Monitoring systems are complex and many times not effective, but a necessary evil. Why are these systems so hard to use? The aha moment is Monitoring systems have not embraced the fundamental idea of hints in computer systems.
It started reading James Hamilton’s post on Butler Lampson. Curious, I found Butler Lampson’s paper on hints. The paper was written in July 1983. And, here is the part that got my attention.
Use hints to speed up normal execution. A hint, like a cache entry, is the saved result of some computation. It is different in two ways: it may be wrong, and it is not necessarily reached by an associative lookup. Because a hint may be wrong, there must be a way to check its correctness before taking any unrecoverable action. It is checked against the ‘truth’, information that must be correct but can be optimized for this purpose rather than for efficient execution. Like a cache entry, the purpose of a hint is to make the system run faster. Usually this means that it must be correct nearly all the time.
This all makes sense for how Monitoring Systems should be designed.
- Monitoring should speed up execution of changes.
- Speed is traded for accuracy, and monitoring data must have a way to check correctness, because a hint can be wrong. But, any monitoring data could be wrong, yet who designs in monitoring redundancy?
- Monitoring data that must be correct is optimized for its purpose vs. efficient execution.
What is a bit confusing is the paper itself is about hints, and the most useful hint was to use hints.
Hints for Computer System Design[1]
Butler W. Lampson
Computer Science Laboratory
Xerox Palo Alto Research Center
Palo Alto, CA 94304Abstract
Studying the design and implementation of a number of computer has led to some general hints for system design. They are described here and illustrated by many examples, ranging from hardware such as the Alto and the Dorado to application programs such as Bravo and Star.
1. Introduction
Designing a computer system is very different from designing an algorithm:
The external interface (that is, the requirement) is less precisely defined, more complex, and more subject to change.
The system has much more internal structure, and hence many internal interfaces.
The measure of success is much less clear.
The designer usually finds himself floundering in a sea of possibilities, unclear about how one choice will limit his freedom to make other choices, or affect the size and performance of the entire system. There probably isn’t a ‘best’ way to build the system, or even any major part of it; much more important is to avoid choosing a terrible way, and to have clear division of responsibilities among the parts.
I have designed and built a number of computer systems, some that worked and some that didn’t. I have also used and studied many other systems, both successful and unsuccessful. From this experience come some general hints for designing successful systems. I claim no originality for them; most are part of the folk wisdom of experienced designers.
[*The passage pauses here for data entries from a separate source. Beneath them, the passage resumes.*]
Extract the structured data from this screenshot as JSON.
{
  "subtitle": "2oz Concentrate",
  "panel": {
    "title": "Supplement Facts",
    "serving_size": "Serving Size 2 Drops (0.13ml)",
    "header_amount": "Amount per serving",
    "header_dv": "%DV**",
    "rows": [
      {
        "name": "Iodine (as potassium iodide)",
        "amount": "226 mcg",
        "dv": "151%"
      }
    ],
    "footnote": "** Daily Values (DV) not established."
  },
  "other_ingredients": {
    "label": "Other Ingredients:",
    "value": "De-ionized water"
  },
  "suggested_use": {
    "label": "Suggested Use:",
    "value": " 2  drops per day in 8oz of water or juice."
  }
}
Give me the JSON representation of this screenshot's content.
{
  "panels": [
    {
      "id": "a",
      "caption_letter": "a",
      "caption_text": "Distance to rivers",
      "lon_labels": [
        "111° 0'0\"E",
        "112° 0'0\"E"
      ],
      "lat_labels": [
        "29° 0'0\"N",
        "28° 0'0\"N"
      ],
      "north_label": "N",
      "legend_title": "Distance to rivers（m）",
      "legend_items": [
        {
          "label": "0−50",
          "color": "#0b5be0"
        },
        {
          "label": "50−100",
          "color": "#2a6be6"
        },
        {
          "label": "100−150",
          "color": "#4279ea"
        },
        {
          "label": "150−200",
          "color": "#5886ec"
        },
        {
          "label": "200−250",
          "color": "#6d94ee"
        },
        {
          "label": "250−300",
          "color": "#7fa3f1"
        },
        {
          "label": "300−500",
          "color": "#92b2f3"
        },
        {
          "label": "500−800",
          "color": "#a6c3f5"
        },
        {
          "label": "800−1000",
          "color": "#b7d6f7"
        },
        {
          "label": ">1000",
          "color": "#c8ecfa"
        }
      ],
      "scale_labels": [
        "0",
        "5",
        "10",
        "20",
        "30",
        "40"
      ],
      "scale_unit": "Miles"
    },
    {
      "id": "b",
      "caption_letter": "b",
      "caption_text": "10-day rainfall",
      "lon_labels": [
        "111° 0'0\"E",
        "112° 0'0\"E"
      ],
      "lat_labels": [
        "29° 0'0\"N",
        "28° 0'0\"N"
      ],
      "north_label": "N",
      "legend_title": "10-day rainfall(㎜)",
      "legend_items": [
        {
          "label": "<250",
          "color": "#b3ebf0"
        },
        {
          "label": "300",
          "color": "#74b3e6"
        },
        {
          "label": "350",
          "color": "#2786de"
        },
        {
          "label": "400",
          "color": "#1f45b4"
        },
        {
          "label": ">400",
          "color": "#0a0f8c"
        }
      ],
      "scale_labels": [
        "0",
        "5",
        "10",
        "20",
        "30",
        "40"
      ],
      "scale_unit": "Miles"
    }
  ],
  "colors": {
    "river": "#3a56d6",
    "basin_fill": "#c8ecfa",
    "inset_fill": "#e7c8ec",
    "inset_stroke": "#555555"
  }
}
Nonetheless, even the expert often forgets, and after the second system [6] comes the fourth one.
[1] This paper was originally presented at the. 9th acm Symposium on Operating Systems Principles and appeared in Operating Systems Review 15, 5, Oct. 1983, p 33-48. The present version is slightly revised.
I can have a lot of fun with this topic. And, I’ll start working on a paper using this method after I have researched it further.